Northeastern Avoids Strike, Reaches Deal with Part-Time Faculty

The university's lowest-paid faculty will receive a double-digit raise.

Photo by Alex Lau

Photo by Alex Lau

Northeastern University has avoided a potential walk-out, announcing a tentative deal with its part-time faculty Thursday.

Collective bargaining talks between the school and the Service Employee International Union Local 509 culminated in a three-year contract, likely preventing a strike proposed for next week.

“We believe this is a fair and equitable agreement that corresponds closely to the offer I detailed for you last Friday,” Provost James C. Bean said in a letter to the Northeastern community. “In terms of compensation, the university has offered competitive salary increases for part-time faculty. We believe these increases are in keeping with the market for faculty talent and consistent with the university’s overall compensation strategy.”

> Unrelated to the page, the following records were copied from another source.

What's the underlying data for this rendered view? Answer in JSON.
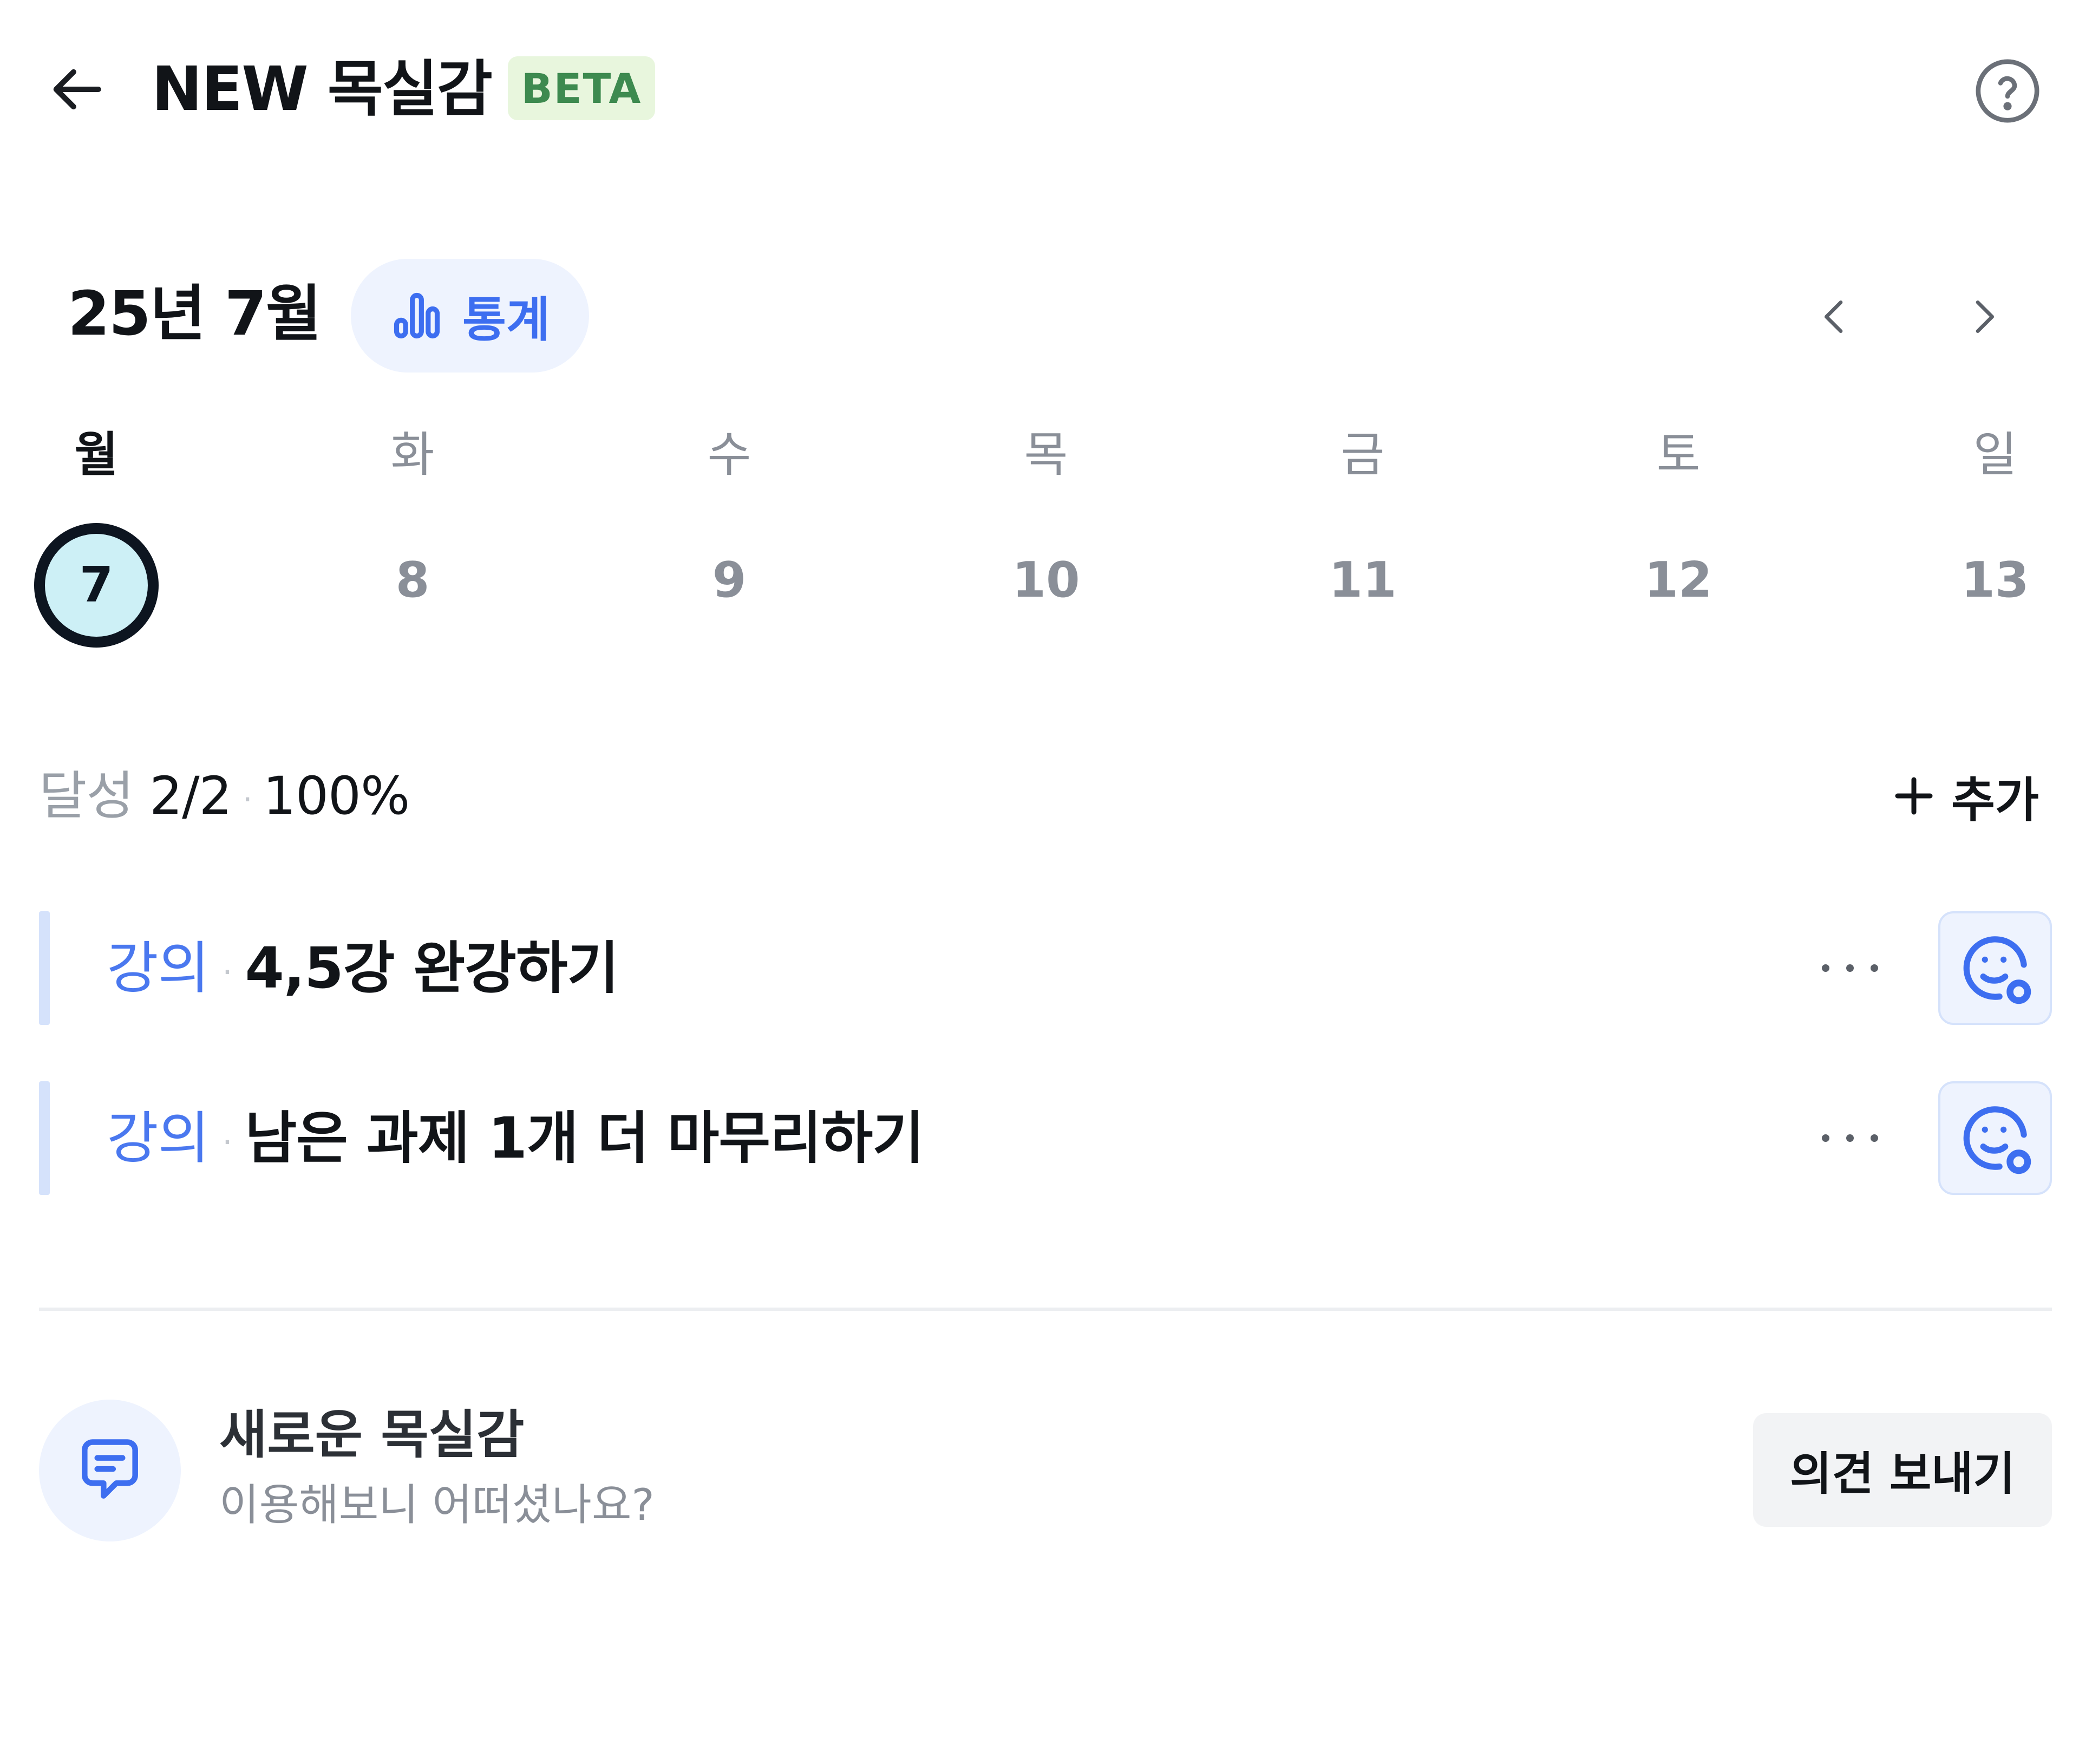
{
  "header": {
    "title": "NEW 목실감",
    "badge": "BETA",
    "back_icon": "arrow-left-icon",
    "help_icon": "question-circle-icon"
  },
  "calendar": {
    "month_label": "25년 7월",
    "stats_label": "통계",
    "stats_icon": "bar-chart-icon",
    "weekdays": [
      "월",
      "화",
      "수",
      "목",
      "금",
      "토",
      "일"
    ],
    "days": [
      "7",
      "8",
      "9",
      "10",
      "11",
      "12",
      "13"
    ],
    "selected_day": "7"
  },
  "progress": {
    "label": "달성",
    "count": "2/2",
    "separator": "·",
    "percent": "100%"
  },
  "add": {
    "label": "추가",
    "icon": "plus-icon"
  },
  "tasks": [
    {
      "category": "강의",
      "separator": "·",
      "title": "4,5강 완강하기",
      "more": "···"
    },
    {
      "category": "강의",
      "separator": "·",
      "title": "남은 과제 1개 더 마무리하기",
      "more": "···"
    }
  ],
  "feedback": {
    "title": "새로운 목실감",
    "subtitle": "이용해보니 어떠셨나요?",
    "button": "의견 보내기",
    "icon": "chat-bubble-icon"
  },
  "colors": {
    "accent": "#3d6ef0",
    "selected_day_fill": "#cdf0f6",
    "badge_bg": "#e8f6dd",
    "badge_text": "#3d8a4f"
  }
}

As part of the deal, qualifying members of Northeastern’s part-time faculty will have access to its health care plans, as well as other benefits, including “increased professional development opportunities,” discounted access to the Cabot pool, and on-campus parking. Adjuncts will be compensated for courses cancelled on short notice before a semester begins.

“Today, we add our voices to the chorus of faculty who have organized to improve higher education across the country,” said Haley Malm, a member of SEIU 509’s bargaining team, in a release. “As one of the lowest-paid adjuncts on campus, this contract will result in a double-digit raise. Negotiations are always tough, but I think that’s a clear win.”

Bean said the union agreed to terms only once Northeastern made clear that next week’s proposed walk-out would not affect the university’s final offer, and called the salary increases “competitive.”

“So many members of the Northeastern community came together in this effort to bring the focus of our university back to the classroom,” Northeastern student Nora Callahan said. “As a student, I’m excited that my professors have finally won the respect they deserve and the working conditions they need to deliver a top-notch education.”